There’s nothing wrong with approved blockchain – for now, it’s the quickest way to get up and running so that’s why people are implementing those – but eventually all of those authorization applications would need to be linked so interoperable.

One of the aspects that makes blockchain so theoretically wide-ranging is its effect on the supply chain; utilizing the analog ‘farm to fork’ Going back to the example of ticketing, Artos sees it as a demand chain rather than a supply chain.

“For ticketing, anyone from the location, to the organizer, to the ticketing service – they wouldn’t find themselves a supply chain, it’s a demand chain,”

Monari says.

“By providing clarity or traceability to what happens in a value chain to an adjacent value chain, or regulator, is where this technology can be so strong.”

Vey adds that there is a misunderstanding on where precisely blockchain applies.

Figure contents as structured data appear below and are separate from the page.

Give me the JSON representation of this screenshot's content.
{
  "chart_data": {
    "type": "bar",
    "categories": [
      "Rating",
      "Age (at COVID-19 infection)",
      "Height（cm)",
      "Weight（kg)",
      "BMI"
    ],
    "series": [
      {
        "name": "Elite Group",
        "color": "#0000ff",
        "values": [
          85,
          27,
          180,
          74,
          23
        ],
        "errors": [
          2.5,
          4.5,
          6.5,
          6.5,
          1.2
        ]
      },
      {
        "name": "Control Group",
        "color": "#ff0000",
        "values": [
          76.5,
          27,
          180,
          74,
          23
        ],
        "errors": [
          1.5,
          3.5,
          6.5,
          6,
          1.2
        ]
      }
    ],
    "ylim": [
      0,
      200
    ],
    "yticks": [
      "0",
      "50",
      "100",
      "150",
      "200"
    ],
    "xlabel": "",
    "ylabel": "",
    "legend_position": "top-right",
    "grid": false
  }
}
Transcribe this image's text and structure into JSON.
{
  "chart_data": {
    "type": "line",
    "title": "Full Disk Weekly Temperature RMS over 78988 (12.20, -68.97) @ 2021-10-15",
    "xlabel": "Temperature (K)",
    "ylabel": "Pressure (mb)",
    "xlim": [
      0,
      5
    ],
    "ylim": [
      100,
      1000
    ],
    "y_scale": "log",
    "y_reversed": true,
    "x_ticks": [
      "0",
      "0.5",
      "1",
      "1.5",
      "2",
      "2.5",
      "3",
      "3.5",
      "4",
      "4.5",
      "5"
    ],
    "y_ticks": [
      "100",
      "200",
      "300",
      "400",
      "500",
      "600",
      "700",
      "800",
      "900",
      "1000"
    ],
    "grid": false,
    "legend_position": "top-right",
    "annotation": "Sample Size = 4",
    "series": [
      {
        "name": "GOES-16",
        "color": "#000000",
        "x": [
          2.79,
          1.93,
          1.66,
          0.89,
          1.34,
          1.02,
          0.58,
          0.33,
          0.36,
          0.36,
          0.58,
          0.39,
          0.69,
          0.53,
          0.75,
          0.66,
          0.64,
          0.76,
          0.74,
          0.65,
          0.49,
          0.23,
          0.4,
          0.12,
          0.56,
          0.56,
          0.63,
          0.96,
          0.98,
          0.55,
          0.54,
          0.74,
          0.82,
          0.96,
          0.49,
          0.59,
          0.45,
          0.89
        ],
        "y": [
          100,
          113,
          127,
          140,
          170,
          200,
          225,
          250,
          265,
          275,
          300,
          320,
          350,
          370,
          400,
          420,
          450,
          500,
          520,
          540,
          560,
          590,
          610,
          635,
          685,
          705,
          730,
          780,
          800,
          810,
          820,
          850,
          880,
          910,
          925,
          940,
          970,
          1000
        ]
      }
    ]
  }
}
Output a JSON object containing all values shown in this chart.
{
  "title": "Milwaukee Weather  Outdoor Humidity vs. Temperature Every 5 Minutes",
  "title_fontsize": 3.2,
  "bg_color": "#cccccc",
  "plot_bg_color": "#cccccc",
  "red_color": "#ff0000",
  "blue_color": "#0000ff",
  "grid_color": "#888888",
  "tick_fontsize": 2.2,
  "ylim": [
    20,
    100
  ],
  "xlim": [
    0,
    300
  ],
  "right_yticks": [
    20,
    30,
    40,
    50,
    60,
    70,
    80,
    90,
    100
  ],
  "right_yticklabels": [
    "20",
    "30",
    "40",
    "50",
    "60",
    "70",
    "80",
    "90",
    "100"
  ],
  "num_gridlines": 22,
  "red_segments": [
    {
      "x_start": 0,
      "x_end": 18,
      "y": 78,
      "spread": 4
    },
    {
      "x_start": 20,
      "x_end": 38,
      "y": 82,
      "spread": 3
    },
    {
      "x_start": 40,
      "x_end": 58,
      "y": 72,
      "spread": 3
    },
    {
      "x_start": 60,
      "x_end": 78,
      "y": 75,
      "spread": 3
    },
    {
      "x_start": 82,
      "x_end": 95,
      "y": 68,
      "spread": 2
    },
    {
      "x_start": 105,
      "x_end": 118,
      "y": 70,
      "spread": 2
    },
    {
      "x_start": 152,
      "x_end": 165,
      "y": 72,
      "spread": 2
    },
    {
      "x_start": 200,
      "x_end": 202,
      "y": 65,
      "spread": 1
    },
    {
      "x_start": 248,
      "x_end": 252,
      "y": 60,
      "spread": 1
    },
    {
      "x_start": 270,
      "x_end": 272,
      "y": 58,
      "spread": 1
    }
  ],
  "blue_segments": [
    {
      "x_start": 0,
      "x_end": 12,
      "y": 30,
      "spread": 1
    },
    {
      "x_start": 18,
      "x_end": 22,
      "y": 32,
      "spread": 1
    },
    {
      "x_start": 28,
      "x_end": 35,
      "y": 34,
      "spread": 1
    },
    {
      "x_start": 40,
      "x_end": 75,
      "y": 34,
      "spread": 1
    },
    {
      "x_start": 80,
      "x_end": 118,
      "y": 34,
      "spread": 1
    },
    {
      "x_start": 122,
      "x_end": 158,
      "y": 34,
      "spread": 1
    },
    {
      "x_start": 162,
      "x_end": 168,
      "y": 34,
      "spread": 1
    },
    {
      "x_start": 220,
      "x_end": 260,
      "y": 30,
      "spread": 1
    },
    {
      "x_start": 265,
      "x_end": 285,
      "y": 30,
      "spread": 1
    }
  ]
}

“It’s really challenging to provide a descriptive and correct response to that, as it’s like wondering where a personal machine is heading,”

he says.

“It’s a computer that can be designed to manage a whole host of use scenarios. Blockchain is really similar – it’s a general-purpose system that is programmable by smart contracts; it’s scalable because multiple usage cases can be built to derive benefit from it.

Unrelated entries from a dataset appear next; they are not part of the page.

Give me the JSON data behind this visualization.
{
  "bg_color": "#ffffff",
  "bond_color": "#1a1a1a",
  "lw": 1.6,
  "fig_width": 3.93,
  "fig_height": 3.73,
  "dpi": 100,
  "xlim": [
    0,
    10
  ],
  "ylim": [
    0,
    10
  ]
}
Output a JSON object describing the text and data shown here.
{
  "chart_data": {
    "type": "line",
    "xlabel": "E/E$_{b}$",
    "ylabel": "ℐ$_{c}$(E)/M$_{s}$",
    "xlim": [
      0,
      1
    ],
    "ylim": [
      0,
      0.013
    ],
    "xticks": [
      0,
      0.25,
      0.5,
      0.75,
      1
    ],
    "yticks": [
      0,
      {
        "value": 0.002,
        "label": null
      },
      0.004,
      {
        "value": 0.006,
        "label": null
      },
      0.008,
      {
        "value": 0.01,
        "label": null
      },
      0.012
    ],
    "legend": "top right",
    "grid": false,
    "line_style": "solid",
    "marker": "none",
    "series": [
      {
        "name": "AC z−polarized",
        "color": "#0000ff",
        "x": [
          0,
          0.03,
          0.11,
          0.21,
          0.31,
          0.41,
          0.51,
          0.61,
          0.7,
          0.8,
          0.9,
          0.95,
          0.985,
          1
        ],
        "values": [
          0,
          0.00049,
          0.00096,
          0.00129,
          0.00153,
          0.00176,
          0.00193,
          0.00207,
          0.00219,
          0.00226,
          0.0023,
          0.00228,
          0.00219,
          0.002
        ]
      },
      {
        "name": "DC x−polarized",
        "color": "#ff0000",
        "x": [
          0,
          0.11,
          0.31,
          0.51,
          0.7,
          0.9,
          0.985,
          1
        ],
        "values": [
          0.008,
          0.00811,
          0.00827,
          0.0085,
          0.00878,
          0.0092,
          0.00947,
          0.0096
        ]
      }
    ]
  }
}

“As before, this understanding of the flexibility and effect of blockchain is becoming crucial to many in the ready-to-transform industries. With this in mind, Artos is bringing together a webinar collection, with a webinar on the metals and mining sector heading to live earlier this week.

It’s still really complicated at this moment – so one of these positives is that there’s a little more flexibility to do certain stuff – and one of those items is thinking about emerging technologies,”

Monari says.

“It’s sort of why we began this show – we know that people have more time, so we hope that we will develop some awareness so help them make choices about their businesses based on potential patterns.